WLJR

Birmingham, Alabama; United States;
- Frequency: 88.5 MHz

Programming
- Format: Christian radio
- Affiliations: Moody Broadcasting Network, American Family Radio

Ownership
- Owner: Briarwood Presbyterian Church

History
- First air date: February 20, 1998
- Call sign meaning: Where the Lord Jesus Reigns

Technical information
- Licensing authority: FCC
- Facility ID: 6804
- Class: A
- ERP: 370 watts
- HAAT: 183 meters (600 feet)
- Transmitter coordinates: 33°23′51″N 86°39′41″W﻿ / ﻿33.39750°N 86.66139°W

Links
- Public license information: Public file; LMS;
- Webcast: Listen Live
- Website: WLJR Online

= WLJR =

WLJR (88.5 FM) is a non-commercial radio station licensed to Birmingham, Alabama. It is owned by Briarwood Presbyterian Church on Briarwood Way in Birmingham.

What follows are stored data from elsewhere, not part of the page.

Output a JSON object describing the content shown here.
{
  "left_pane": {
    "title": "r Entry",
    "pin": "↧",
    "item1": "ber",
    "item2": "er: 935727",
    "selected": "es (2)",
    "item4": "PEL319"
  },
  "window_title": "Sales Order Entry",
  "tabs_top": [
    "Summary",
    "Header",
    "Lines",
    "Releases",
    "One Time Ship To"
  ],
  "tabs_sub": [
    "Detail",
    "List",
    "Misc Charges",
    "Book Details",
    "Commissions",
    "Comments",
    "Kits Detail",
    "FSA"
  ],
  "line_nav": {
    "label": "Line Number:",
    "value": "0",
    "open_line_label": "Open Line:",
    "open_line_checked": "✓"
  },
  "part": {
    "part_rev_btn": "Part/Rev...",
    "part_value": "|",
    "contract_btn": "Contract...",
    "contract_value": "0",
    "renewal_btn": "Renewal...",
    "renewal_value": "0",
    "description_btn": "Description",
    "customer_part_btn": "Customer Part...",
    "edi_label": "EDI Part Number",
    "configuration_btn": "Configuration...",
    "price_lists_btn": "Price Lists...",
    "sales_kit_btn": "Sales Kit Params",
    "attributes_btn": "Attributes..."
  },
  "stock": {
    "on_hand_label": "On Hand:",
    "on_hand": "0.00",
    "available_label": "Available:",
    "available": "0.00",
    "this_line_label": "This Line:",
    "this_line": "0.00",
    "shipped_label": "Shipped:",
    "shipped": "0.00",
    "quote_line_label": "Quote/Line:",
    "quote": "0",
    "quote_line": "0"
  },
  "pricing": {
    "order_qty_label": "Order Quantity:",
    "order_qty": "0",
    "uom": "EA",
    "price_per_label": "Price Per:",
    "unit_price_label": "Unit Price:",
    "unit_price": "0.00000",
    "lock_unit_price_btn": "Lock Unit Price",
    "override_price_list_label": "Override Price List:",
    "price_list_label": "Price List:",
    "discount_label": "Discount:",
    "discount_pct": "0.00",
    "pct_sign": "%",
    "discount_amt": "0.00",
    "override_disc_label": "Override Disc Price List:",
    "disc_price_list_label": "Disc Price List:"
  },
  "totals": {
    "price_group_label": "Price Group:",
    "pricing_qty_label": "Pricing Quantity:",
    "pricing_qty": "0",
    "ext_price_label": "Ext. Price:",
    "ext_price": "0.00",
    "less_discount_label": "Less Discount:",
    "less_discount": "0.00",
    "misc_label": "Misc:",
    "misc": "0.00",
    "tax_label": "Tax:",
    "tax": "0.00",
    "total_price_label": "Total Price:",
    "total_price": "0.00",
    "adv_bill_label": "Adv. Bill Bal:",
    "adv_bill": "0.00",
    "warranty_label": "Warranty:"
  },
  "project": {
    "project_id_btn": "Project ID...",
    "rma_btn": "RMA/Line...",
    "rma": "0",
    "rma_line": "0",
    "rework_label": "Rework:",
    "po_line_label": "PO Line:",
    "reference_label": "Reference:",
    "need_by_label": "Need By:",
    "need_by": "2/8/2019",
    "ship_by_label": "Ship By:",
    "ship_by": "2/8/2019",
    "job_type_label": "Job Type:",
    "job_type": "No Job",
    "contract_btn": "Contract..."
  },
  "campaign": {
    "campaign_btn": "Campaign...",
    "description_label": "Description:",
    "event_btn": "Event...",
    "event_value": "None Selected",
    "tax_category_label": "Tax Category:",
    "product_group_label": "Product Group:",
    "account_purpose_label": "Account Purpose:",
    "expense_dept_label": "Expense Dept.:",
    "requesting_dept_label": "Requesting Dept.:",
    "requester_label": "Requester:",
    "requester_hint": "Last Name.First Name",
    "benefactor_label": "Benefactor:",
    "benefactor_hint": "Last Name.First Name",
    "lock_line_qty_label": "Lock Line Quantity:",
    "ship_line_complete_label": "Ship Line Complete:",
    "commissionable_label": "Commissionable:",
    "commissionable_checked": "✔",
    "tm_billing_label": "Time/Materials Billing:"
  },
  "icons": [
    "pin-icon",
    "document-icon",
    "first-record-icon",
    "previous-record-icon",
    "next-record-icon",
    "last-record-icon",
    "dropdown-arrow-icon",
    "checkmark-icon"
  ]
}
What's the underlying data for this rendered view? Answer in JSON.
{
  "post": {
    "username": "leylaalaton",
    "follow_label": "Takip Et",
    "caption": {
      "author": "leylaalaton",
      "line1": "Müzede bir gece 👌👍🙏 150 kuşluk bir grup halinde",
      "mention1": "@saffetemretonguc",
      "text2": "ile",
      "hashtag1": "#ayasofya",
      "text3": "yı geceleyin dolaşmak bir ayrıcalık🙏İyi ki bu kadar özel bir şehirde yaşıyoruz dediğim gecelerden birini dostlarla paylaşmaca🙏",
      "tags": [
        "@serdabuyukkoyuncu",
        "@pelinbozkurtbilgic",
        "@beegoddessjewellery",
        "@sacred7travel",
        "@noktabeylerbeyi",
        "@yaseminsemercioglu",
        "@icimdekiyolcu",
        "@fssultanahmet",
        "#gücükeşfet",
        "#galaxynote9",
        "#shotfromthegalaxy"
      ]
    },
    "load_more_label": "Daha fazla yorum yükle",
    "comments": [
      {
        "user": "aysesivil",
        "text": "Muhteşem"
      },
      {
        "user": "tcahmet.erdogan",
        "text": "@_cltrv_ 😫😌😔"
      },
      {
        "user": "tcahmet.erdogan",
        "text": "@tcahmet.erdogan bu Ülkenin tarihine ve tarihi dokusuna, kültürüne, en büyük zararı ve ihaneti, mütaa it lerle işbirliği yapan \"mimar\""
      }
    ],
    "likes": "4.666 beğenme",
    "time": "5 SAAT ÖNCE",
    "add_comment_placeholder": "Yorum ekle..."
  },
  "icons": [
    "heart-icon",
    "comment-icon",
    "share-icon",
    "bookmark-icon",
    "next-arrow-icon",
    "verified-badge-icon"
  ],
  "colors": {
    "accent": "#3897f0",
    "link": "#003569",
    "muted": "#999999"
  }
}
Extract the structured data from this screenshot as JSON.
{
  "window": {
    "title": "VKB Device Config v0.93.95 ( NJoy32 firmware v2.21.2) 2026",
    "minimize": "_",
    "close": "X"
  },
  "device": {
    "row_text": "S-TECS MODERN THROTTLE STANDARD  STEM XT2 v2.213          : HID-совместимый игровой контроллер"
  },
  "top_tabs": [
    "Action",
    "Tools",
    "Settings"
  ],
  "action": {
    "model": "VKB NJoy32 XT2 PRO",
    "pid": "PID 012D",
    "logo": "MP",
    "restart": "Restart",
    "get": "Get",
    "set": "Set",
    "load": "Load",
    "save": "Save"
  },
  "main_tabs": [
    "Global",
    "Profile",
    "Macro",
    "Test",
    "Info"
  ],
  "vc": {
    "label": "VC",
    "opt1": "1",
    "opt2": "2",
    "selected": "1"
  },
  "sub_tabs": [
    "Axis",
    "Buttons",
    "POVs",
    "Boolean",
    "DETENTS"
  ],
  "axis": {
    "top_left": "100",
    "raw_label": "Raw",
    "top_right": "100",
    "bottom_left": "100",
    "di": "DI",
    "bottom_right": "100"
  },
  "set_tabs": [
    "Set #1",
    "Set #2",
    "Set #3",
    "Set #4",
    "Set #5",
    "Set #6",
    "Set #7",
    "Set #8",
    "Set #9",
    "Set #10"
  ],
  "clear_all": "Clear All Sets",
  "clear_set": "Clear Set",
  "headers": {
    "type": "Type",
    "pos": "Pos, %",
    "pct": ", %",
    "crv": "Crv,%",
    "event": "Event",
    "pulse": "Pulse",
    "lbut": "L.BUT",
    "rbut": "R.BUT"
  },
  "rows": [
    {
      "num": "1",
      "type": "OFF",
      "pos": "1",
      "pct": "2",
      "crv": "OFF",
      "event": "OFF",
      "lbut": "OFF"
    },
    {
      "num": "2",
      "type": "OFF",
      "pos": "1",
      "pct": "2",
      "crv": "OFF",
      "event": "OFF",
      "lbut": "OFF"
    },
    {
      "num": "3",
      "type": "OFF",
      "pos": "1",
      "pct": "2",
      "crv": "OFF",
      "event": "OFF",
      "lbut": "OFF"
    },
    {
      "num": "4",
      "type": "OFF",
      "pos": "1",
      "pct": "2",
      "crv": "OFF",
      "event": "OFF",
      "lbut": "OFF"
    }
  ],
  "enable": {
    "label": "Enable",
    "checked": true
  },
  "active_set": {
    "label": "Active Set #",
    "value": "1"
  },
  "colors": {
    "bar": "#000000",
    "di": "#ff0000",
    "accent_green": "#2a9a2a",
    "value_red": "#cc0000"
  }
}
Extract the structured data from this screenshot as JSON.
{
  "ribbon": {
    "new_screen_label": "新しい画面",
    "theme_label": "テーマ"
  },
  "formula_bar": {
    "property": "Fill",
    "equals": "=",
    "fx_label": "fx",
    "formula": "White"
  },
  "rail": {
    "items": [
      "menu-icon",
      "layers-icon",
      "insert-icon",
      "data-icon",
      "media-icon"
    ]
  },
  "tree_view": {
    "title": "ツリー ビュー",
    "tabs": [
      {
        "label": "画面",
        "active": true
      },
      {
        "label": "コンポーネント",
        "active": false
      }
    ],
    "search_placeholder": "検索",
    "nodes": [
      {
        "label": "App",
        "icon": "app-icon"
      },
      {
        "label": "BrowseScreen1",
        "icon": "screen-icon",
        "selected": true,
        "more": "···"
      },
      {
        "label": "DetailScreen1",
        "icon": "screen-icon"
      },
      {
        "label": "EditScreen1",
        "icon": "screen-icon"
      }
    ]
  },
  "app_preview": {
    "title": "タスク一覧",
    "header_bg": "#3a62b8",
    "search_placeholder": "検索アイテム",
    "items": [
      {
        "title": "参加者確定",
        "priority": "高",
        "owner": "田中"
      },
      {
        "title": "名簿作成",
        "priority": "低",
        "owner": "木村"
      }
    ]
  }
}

WLJR broadcasts a Christian radio format to the Greater Birmingham area. The station derives a majority of its programming from the Moody Broadcasting Network and American Family Radio (AFR). It is also available online at playwljr.com

==History==
More than five years after the initial application was filed, this station received its original construction permit from the Federal Communications Commission on November 4, 1992. The new station was assigned the call letters WLJR by the FCC on February 10, 1993.

After several extensions, WLJR received its license to cover from the FCC on June 4, 1998. On-air broadcasting began February 20, 1998. In December 2013 WLJR began streaming on the Internet. This Internet stream may be accessed through the station's website, or directly at www.playwljr.com.